31.説明と空想科学の加速
8月3日午前0:10 1回目、1日目
時の鱗。
それは時を戻す事の出来る鱗だ。
発動するとその1日中を記憶して、周囲に2〜3kmくらいの大きな青い膜を貼る。
その中で、「時を遡り鯛」と叫びながら200ml以上の水を泳ぐと、膜内のみの時間が遡り、記憶した一日の同時刻に戻る。
膜に途中から入ったり、途中で出たりしている物は効果から除外される。
そんな効果のある鱗だ。
山斬は2年前病院で目が覚めてから、曖昧な記憶を保持していた。
彼はその天才的な工学の能力で何とか1人で生きてきている。

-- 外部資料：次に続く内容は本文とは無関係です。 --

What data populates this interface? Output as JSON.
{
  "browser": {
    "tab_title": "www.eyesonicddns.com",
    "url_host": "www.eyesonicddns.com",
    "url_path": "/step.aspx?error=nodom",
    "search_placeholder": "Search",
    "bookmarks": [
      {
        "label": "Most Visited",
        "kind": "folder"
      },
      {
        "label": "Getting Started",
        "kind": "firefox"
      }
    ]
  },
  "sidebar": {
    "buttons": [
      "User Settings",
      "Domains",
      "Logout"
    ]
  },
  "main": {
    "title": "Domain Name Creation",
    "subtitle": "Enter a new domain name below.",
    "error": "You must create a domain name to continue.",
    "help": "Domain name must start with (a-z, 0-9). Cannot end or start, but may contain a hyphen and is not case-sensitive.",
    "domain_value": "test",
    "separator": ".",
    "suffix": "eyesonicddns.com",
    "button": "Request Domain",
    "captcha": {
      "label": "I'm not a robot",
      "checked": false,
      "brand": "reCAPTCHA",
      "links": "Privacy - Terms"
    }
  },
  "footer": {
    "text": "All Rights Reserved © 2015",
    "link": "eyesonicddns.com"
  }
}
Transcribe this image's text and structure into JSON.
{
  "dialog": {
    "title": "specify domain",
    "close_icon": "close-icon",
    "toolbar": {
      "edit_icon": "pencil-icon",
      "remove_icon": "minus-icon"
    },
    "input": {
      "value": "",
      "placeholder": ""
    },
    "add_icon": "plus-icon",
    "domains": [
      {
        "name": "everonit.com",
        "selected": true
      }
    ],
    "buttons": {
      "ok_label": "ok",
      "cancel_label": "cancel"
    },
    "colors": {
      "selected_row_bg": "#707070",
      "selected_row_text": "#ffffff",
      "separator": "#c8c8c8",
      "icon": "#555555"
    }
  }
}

彼は記憶が欠如していて、記憶喪失状態だが、記憶を取り戻す事も出来ず今に至る。
故に、鱗の効果を覚えているが、それはなぜ生えてくるのか、またなぜ自分が鱗が生えているのかなどを知らない。鱗の効果などから他の記憶にリンクして思い出せるかはもう試した後だった。

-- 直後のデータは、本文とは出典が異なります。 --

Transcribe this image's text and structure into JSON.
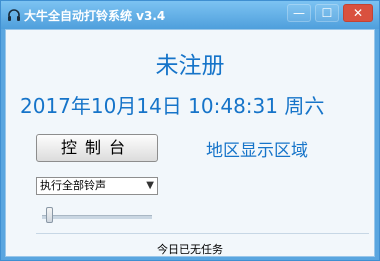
{
  "window": {
    "title": "大牛全自动打铃系统 v3.4",
    "minimize_glyph": "—",
    "maximize_glyph": "☐",
    "close_glyph": "✕"
  },
  "registration_status": "未注册",
  "clock_text": "2017年10月14日  10:48:31  周六",
  "control_button_label": "控制台",
  "region_display_label": "地区显示区域",
  "ring_mode_select": {
    "selected": "执行全部铃声"
  },
  "volume_slider": {
    "level": 0.05
  },
  "status_text": "今日已无任务",
  "colors": {
    "title_bar": "#5aa6e0",
    "accent_text": "#1674c9",
    "close_button": "#d9513f"
  },
  "icons": {
    "app_icon": "headphones-icon",
    "dropdown": "chevron-down-icon"
  }
}
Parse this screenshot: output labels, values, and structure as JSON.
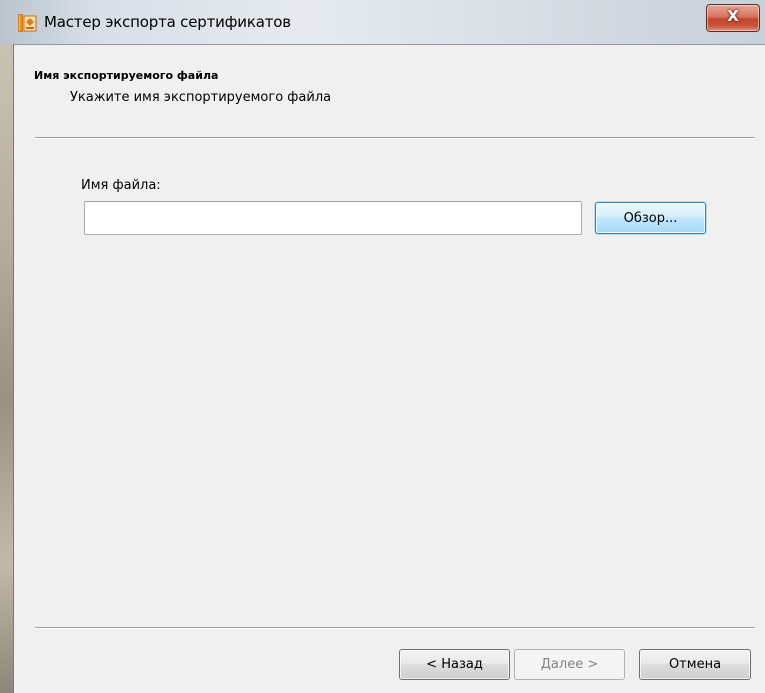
{
  "window": {
    "title": "Мастер экспорта сертификатов",
    "close_label": "X",
    "icon": "certificate-wizard-icon"
  },
  "header": {
    "title": "Имя экспортируемого файла",
    "subtitle": "Укажите имя экспортируемого файла"
  },
  "form": {
    "filename_label": "Имя файла:",
    "filename_value": "",
    "browse_label": "Обзор..."
  },
  "footer": {
    "back_label": "< Назад",
    "next_label": "Далее >",
    "cancel_label": "Отмена"
  },
  "colors": {
    "close_button": "#c2452c",
    "browse_focus": "#3c7fb1",
    "dialog_background": "#f0f0f0"
  }
}
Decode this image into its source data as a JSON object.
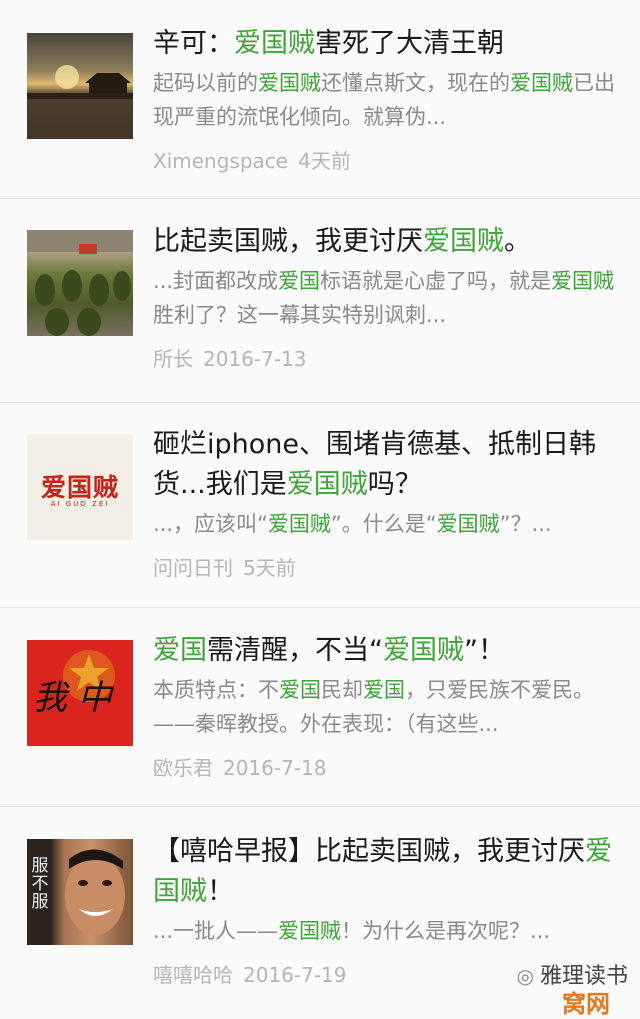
{
  "articles": [
    {
      "title": [
        {
          "t": "辛可：",
          "hl": false
        },
        {
          "t": "爱国贼",
          "hl": true
        },
        {
          "t": "害死了大清王朝",
          "hl": false
        }
      ],
      "snippet": [
        {
          "t": "起码以前的",
          "hl": false
        },
        {
          "t": "爱国贼",
          "hl": true
        },
        {
          "t": "还懂点斯文，现在的",
          "hl": false
        },
        {
          "t": "爱国贼",
          "hl": true
        },
        {
          "t": "已出现严重的流氓化倾向。就算伪...",
          "hl": false
        }
      ],
      "source": "Ximengspace",
      "date": "4天前"
    },
    {
      "title": [
        {
          "t": "比起卖国贼，我更讨厌",
          "hl": false
        },
        {
          "t": "爱国贼",
          "hl": true
        },
        {
          "t": "。",
          "hl": false
        }
      ],
      "snippet": [
        {
          "t": "...封面都改成",
          "hl": false
        },
        {
          "t": "爱国",
          "hl": true
        },
        {
          "t": "标语就是心虚了吗，就是",
          "hl": false
        },
        {
          "t": "爱国贼",
          "hl": true
        },
        {
          "t": "胜利了？这一幕其实特别讽刺...",
          "hl": false
        }
      ],
      "source": "所长",
      "date": "2016-7-13"
    },
    {
      "title": [
        {
          "t": "砸烂iphone、围堵肯德基、抵制日韩货...我们是",
          "hl": false
        },
        {
          "t": "爱国贼",
          "hl": true
        },
        {
          "t": "吗？",
          "hl": false
        }
      ],
      "snippet": [
        {
          "t": "...，应该叫“",
          "hl": false
        },
        {
          "t": "爱国贼",
          "hl": true
        },
        {
          "t": "”。什么是“",
          "hl": false
        },
        {
          "t": "爱国贼",
          "hl": true
        },
        {
          "t": "”？...",
          "hl": false
        }
      ],
      "source": "问问日刊",
      "date": "5天前",
      "logo_text": "爱国贼",
      "logo_sub": "AI GUO ZEI"
    },
    {
      "title": [
        {
          "t": "爱国",
          "hl": true
        },
        {
          "t": "需清醒，不当“",
          "hl": false
        },
        {
          "t": "爱国贼",
          "hl": true
        },
        {
          "t": "”！",
          "hl": false
        }
      ],
      "snippet": [
        {
          "t": "本质特点：不",
          "hl": false
        },
        {
          "t": "爱国",
          "hl": true
        },
        {
          "t": "民却",
          "hl": false
        },
        {
          "t": "爱国",
          "hl": true
        },
        {
          "t": "，只爱民族不爱民。——秦晖教授。外在表现：（有这些...",
          "hl": false
        }
      ],
      "source": "欧乐君",
      "date": "2016-7-18",
      "callig_text": "我 中"
    },
    {
      "title": [
        {
          "t": "【嘻哈早报】比起卖国贼，我更讨厌",
          "hl": false
        },
        {
          "t": "爱国贼",
          "hl": true
        },
        {
          "t": "！",
          "hl": false
        }
      ],
      "snippet": [
        {
          "t": "...一批人——",
          "hl": false
        },
        {
          "t": "爱国贼",
          "hl": true
        },
        {
          "t": "！为什么是再次呢？...",
          "hl": false
        }
      ],
      "source": "嘻嘻哈哈",
      "date": "2016-7-19",
      "side_text": "服不服"
    }
  ],
  "watermark": {
    "text": "雅理读书",
    "icon": "wechat-icon",
    "site": "窝网"
  },
  "colors": {
    "highlight": "#3fa43a",
    "title": "#1a1a1a",
    "snippet": "#8a8a8a",
    "meta": "#b5b5b5"
  }
}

この2年、鱗の効果は知っているが、旅行中に山奥で遭難
した一度しか使った事が無い。
その理由は、この鱗は使い勝手が悪く、周りへの影響が大きすぎるからである。
まず一日中記憶する事が面倒だ。
そのさらに厄介な事は、周りへの影響が大き過ぎる事。
膜内の人間と外の人間では、過ごした時間が異なり、混乱は避けられない。
だからあまり使ってこなかった。
しかし、今回ばかりは使うタイミングがあるかもしれない。
そう思った山斬は、時の鱗を大事に持って寝た。
〜朝8:00〜
山斬は、宿の受付前にある3つの丸テーブルの内、真ん中のテーブルの椅子に座って、宿のサービスの飯を食べた。

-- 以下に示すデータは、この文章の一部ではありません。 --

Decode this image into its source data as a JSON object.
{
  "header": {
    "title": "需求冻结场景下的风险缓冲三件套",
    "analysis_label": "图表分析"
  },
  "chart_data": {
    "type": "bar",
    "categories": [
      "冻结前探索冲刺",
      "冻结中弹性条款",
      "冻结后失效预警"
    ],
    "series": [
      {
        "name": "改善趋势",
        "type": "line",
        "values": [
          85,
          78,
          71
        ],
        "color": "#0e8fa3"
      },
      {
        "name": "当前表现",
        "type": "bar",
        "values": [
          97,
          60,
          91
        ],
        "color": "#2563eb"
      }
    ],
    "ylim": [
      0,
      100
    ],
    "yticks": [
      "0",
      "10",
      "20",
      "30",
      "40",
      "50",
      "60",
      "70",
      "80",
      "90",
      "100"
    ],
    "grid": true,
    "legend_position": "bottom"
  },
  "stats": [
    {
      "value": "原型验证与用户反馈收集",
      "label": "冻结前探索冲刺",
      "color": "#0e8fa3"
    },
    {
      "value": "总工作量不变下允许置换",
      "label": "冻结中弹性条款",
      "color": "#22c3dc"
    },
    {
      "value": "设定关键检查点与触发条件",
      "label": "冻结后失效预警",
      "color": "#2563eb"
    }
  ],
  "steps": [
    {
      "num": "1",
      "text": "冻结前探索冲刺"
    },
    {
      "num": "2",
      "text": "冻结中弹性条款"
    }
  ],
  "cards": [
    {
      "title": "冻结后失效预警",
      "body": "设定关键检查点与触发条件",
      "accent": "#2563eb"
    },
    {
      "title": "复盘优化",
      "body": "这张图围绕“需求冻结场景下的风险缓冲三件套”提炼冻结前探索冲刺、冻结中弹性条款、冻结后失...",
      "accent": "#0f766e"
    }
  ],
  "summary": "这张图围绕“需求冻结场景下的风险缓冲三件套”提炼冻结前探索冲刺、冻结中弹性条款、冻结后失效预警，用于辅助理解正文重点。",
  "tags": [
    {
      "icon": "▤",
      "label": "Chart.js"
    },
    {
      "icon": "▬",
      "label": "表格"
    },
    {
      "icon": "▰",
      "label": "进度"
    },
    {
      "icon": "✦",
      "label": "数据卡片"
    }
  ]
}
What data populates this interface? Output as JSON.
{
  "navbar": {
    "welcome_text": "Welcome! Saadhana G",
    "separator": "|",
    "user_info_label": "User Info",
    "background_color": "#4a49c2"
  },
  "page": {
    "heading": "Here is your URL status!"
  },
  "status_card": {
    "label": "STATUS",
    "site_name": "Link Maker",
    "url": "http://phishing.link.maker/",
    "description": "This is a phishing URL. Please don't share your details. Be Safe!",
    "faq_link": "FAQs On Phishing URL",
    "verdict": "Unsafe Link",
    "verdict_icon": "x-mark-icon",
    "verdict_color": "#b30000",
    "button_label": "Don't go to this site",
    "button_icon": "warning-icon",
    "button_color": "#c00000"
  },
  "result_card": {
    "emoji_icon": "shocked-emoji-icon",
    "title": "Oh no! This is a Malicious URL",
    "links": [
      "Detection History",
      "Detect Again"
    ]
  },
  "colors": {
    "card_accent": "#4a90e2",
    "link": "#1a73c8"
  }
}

宿の人に聞くと、他の仲間達は先に出て行っているらしい。
宿前には、自分以外の仲間達が集まっていた。
「遅いわよ〜山斬!」
アプシュルノは少し怒り気味に言っていた。
「さあ!みんな集まったね!今日から仕事を始めるよ!」
「仕事ッテ具体的ニ何ヲスレバイインデスカ?」
「君達には、この厭魂レーダーでこの村を調べて欲しいんだ!もし、厭魂を見つけたら慌てずに僕達上司に伝えてね!」
「我が質問して良いか?」
「いいよ!何?」
「厭魂とは何だ?」
「いい質問だね!厭魂とは、たけのこラズベリー軍の上層部が持っているエネルギーなんだ!厭魂はそれを受け入れようとする存在と融合し、その存在はたけのこラズベリー軍の生まれる竹や、花などを産む事が出来るようになる!だからとっても危険で、早く倒して、厭魂をその存在ごと倒すか、切り離さないといけないんだ!」
「なるほど...土から分身を作り出して増える魔物ロロルカディアのような物という事か!」
「多分ね!じゃあ厭魂レーダーを渡すね!」
そして、バイトの皆んなは、ソフィーから
ドラゴン○ールの球を探す時のレーダーの様な装置を渡された。
「レーダーは200〜300m以上離れていると方角までしか分からなくて、1km以上離れていると、方角も分からなくなって、2km以上離れると反応しないよ!後使い過ぎると直ぐに充電が無くなるから注意してね!」
そして皆んなは村に向かってバラバラになり、厭魂を探す事になった。
山斬は村の南を探していた。
村は昨日も見ていたが、田んぼに、木と藁で出来た昔ながらの家に、コーサム族が住んでいて、村の端から端まで続いている。
こんなド田舎に都会のビルを飲み込むあの竹を生み出す存在がいるのだろうか?
山斬は半信半疑でレーダーを起動した。
「ピィン」
本当に反応があった。
方角すら分からない1〜2kmの何処かにいる。
そしてしばらくして、仲間の皆んなは情報共有の為、族長の家へと向かった。